MON PAYS N’EST PAS UN PAYS MORT
Ethiopiques n°80
La littérature, la philosophie, l’art et le local
1er semestre 2008
« Chacun ici est un héros avant de naître », Néruda
Mon pays n’est pas un baobab nocturne
une herbe noire une fleur froide
un fruit anémique une terre agenouillée
Mon pays n’est pas une route coupée
une chaussée pourrie un ciel boueux
Mon pays n’est pas dans l’urgence des vautours
il est dans la foulée des tigres et
le lion a encore la mâchoire qui brûle et le ventre en flammes
Mon pays n’est pas un pays mort
mais elle est pourtant morte la mémoire
mort le sang dans la case des hommes pressés
et le rêve de ceux qui ont cru dompter l’alphabet court nu dans les rues
et les enfants ne jettent même plus des pierres à ce lambeau de rêve…
Mon pays n’est mort que dans la hâte de ceux qui marchent
sur les chemins de mirage les yeux glauques l’horizon cupide
Mon pays n’est mort que dans les fils de l’impatience
les fils malicieux de la politique les sidéens du pouvoir dans
la malaria et le paludisme des urnes
les fils arqués de la politique les bergers à venir mais _ si fatigués déjà comme de vieilles peugeot des années de jazz
Mon pays n’est mort que dans les rois de midi et
les princes des oracles qui mûrissent le trône en eux avant le maïs et l’arachide
les terrasses d’or avant la paille de chaume des toits du Saloum
la chaise de satin avant le tabouret de termitière…
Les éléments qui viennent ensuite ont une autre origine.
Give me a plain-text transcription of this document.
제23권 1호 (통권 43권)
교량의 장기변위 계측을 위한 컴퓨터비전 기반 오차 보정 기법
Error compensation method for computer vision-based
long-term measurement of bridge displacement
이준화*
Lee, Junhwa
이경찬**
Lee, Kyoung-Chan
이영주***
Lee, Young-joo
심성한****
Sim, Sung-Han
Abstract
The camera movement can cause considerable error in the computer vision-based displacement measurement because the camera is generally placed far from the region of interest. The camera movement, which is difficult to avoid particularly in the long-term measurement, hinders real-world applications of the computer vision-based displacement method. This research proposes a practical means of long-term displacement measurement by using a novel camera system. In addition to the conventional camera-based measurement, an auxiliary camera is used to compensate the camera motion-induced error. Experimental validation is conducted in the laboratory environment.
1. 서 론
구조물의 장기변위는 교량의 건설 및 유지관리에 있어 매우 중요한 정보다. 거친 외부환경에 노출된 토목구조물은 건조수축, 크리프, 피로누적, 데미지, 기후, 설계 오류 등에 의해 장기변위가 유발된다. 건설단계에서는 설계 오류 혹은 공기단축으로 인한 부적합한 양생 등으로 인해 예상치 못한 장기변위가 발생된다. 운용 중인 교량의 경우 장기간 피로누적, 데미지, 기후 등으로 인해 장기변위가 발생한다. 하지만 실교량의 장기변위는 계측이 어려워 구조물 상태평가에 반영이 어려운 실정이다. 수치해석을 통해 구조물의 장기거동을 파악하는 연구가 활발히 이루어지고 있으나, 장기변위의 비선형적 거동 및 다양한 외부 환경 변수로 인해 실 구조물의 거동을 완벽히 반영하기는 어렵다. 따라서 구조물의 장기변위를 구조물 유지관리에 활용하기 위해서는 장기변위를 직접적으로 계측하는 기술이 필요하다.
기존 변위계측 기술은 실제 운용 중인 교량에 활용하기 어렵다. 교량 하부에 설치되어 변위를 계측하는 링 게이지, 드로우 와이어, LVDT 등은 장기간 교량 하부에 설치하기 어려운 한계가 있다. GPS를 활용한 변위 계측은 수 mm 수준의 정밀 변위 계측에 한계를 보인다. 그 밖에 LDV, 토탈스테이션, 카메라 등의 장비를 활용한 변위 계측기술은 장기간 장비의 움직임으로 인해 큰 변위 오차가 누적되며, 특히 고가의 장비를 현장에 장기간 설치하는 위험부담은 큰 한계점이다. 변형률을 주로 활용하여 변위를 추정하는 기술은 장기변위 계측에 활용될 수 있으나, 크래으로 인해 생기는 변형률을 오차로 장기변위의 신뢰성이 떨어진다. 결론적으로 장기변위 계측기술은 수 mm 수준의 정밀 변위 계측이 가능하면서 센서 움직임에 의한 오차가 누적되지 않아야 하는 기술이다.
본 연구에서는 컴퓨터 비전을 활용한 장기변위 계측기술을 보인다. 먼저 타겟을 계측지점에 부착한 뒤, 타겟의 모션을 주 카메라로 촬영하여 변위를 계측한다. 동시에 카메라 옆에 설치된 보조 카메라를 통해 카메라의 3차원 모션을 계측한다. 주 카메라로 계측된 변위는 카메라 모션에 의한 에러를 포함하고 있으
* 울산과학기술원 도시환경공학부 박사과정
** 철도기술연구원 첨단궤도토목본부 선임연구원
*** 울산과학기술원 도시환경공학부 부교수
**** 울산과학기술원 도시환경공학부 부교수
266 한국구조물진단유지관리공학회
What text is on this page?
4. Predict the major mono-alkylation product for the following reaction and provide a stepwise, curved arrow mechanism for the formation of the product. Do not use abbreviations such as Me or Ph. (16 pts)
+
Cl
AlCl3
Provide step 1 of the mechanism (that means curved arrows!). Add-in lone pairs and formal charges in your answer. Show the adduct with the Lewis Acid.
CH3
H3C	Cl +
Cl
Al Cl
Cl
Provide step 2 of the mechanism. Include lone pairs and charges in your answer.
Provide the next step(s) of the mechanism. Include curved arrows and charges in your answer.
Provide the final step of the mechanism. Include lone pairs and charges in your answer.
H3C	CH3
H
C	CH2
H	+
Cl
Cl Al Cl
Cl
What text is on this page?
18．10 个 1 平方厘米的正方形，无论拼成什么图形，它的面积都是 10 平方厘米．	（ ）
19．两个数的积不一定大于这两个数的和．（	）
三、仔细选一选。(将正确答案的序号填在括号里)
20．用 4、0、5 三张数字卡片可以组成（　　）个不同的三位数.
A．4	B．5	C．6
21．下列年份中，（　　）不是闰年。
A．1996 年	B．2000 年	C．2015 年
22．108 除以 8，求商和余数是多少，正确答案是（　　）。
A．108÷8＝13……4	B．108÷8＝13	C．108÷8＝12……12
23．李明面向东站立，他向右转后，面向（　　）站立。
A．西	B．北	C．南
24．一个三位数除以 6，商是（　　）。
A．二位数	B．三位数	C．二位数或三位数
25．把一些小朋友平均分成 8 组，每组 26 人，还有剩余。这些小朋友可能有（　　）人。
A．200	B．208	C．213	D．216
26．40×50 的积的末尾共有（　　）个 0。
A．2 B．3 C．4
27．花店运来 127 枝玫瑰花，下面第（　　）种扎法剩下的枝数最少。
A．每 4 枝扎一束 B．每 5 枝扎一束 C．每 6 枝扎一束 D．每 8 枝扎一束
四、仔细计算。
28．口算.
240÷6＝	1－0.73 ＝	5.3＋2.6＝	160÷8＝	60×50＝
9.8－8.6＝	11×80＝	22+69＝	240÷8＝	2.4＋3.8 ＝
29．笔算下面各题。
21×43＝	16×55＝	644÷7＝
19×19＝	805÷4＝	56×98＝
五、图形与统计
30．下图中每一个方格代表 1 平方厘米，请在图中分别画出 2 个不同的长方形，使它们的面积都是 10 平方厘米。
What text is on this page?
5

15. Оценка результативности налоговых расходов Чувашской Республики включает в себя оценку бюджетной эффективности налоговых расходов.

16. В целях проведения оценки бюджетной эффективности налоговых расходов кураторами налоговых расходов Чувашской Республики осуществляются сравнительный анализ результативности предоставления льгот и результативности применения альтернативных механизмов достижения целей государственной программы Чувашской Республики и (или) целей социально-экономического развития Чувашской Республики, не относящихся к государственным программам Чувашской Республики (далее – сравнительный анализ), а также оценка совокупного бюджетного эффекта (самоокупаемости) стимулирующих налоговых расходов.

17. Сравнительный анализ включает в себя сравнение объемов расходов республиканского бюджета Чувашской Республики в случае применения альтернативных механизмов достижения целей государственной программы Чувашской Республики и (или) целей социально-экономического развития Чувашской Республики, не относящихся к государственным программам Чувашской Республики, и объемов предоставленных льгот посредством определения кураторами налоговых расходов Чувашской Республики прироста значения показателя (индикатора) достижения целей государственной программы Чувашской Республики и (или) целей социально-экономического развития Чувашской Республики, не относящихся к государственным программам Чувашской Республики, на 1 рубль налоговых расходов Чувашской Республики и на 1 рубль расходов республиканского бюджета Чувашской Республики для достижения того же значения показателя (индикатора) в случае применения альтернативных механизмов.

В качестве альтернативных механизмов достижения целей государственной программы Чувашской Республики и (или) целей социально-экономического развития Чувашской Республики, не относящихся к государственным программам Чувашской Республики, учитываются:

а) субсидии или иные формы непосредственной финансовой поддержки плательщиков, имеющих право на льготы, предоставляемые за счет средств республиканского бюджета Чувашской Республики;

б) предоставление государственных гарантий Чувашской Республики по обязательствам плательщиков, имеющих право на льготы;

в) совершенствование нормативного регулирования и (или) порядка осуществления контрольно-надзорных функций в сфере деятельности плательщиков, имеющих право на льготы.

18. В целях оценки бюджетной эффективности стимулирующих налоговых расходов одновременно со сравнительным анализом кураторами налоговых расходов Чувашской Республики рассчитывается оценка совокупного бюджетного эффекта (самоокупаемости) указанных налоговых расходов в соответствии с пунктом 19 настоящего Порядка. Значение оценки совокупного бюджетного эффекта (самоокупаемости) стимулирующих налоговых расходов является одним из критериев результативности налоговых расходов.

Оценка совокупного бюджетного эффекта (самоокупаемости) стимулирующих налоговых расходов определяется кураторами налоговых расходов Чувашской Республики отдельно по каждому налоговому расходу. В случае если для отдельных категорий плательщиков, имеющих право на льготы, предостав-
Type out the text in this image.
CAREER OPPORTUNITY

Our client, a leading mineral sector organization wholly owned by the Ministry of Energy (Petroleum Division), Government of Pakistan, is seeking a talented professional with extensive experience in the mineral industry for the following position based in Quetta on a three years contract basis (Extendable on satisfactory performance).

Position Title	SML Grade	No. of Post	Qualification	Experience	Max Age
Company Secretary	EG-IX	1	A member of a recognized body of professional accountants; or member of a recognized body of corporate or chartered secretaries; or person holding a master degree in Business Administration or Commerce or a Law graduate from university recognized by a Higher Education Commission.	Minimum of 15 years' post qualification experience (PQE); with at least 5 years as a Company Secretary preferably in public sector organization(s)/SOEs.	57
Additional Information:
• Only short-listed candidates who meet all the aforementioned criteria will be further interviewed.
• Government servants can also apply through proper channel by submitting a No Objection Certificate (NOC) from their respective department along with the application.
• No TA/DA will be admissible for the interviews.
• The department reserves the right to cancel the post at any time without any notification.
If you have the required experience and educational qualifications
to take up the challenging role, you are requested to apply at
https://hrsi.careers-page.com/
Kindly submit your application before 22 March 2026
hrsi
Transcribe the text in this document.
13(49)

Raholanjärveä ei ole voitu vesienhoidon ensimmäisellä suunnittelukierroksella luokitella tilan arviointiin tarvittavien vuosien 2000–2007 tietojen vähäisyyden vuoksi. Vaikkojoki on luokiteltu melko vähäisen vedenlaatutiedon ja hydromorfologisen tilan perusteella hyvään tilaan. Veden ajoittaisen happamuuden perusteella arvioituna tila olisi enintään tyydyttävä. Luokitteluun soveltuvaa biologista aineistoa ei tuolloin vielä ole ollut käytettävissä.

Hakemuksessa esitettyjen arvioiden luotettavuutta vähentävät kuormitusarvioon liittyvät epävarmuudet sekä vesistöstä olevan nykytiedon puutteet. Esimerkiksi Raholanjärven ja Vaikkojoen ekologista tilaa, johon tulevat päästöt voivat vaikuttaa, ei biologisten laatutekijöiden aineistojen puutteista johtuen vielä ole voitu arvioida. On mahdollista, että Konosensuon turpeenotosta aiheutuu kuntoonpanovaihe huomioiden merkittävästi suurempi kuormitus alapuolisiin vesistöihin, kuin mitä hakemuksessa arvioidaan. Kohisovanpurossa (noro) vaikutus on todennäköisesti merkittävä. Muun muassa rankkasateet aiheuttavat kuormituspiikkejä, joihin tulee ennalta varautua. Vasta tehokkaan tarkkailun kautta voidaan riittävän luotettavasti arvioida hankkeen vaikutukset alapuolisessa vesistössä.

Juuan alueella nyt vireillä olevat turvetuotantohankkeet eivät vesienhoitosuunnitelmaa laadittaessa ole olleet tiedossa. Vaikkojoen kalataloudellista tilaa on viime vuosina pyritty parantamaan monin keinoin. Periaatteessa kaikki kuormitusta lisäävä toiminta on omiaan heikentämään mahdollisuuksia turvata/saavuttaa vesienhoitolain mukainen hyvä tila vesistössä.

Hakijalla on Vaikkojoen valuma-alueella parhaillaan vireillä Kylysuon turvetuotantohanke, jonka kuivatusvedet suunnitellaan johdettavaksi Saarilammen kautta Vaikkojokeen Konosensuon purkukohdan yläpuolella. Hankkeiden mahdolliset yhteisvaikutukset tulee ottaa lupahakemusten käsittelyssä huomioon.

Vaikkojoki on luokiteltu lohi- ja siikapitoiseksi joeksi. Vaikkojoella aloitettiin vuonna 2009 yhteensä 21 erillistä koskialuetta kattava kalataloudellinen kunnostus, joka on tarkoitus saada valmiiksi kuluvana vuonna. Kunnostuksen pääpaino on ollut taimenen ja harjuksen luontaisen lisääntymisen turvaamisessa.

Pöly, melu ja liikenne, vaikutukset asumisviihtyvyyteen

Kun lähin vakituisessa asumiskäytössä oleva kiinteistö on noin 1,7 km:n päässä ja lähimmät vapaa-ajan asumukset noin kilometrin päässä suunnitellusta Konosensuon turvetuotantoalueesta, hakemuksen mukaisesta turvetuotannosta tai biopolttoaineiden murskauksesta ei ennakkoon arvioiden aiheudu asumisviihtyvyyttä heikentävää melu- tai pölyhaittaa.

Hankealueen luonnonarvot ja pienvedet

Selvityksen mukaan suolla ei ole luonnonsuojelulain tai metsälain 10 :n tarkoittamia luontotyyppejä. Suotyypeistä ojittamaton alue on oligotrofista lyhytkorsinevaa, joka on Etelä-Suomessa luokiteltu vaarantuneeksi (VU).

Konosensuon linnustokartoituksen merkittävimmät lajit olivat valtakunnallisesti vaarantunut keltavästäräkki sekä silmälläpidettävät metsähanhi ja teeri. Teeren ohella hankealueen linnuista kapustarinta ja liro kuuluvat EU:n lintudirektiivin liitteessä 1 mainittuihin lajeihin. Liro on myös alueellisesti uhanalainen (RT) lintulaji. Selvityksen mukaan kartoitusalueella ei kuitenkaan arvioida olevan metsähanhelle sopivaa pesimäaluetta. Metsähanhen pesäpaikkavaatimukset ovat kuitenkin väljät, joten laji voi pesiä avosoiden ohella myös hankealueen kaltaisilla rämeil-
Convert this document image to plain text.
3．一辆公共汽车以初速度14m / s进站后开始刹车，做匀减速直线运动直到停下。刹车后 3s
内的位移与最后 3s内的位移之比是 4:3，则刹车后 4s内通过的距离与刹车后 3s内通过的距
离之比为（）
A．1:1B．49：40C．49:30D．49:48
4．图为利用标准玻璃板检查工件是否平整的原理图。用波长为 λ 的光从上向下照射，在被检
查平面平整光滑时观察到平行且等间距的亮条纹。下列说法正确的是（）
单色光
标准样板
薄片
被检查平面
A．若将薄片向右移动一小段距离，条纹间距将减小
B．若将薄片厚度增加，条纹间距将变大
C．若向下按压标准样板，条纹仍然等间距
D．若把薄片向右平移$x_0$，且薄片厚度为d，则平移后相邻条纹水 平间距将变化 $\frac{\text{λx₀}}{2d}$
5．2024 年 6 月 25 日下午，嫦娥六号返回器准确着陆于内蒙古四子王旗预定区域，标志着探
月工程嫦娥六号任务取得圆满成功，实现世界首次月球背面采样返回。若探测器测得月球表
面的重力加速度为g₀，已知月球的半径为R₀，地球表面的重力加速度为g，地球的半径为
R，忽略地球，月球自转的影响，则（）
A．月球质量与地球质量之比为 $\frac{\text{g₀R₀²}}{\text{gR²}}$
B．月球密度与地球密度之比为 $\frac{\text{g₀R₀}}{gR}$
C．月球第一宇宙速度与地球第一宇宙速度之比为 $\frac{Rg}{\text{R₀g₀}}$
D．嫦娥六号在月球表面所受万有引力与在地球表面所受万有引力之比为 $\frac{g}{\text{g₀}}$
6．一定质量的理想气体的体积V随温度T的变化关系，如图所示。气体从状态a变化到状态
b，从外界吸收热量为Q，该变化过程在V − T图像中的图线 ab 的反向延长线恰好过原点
Mon pays n’est mort que dans les fils surdoués des feux de brousse
qui dévorent jusqu’aux refuges des lépreux aux portails fastes des banques
Ce pays mon pays n’est mort que chez les morts d’avant les lampes
car elles arrivent elles arrivent les grandes lampes arrivent les fauteuils de soie les canapés de laine
dans les taudis des banlieues
arrivent les rideaux rouges et pourpres
arrivent les bronzes rares les toiles des enfants _ d’Oussouye
les livres des enfants du Fouta
arrivent les sourates les chants grégoriens les libations
arrivent les femmes les hommes d’un siècle nouveau
d’un temps d’espérance
Mon pays n’est pas un pays mort
malgré les fourmis les fatigues et les cafards
les sommeils lents les réveils taraudés
les souliers usés les chaussettes soumises aux
faims des rats les orteils au vent
Mon pays n’est pas mort
malgré les journaux aux manchettes de fin du monde
l’Afrique décrétée inapte jusqu’à la fin du monde – mais enfin
si enceinte de vergers rares –
la France comptable de sa tendresse et vivant seule son dépit amoureux
l’Amérique la frousse pleine les yeux mais triomphant dans l’acier de ses bras
Mon pays n’est pas un pays mort
malgré les cuisines vides dans la solitude d’un oignon
d’un sac de riz affaissé à deux grains
d’une bouteille d’huile infidèle à deux cuillères
d’une pomme de terre verdâtre comme d’un méchant quolibet
Mon pays n’est pas un pays mort
une cargaison puante mais une marée haute d’épices et d’encens
il vit ce pays se tourne et se retourne et danse et pleure et chante
dans l’angoisse pourtant infinie que masse une foi infinie
que consolent une cloche un minaret le regard velouté d’une maman infinie
Mon pays n’est pas un pays défunt
il ne porte comme la vie que les pas lourds
d’un soldat endeuillé d’un enfant amputé mais son cœur est de soleil
il ne porte comme la vie que le sourire au gingembre d’une
femme que la beauté honore
il est bien debout mon pays grave beau et fort
Mais il est vrai que les fleurs si belles meurent toujours
un soir… ou est-ce un matin… je ne sais plus…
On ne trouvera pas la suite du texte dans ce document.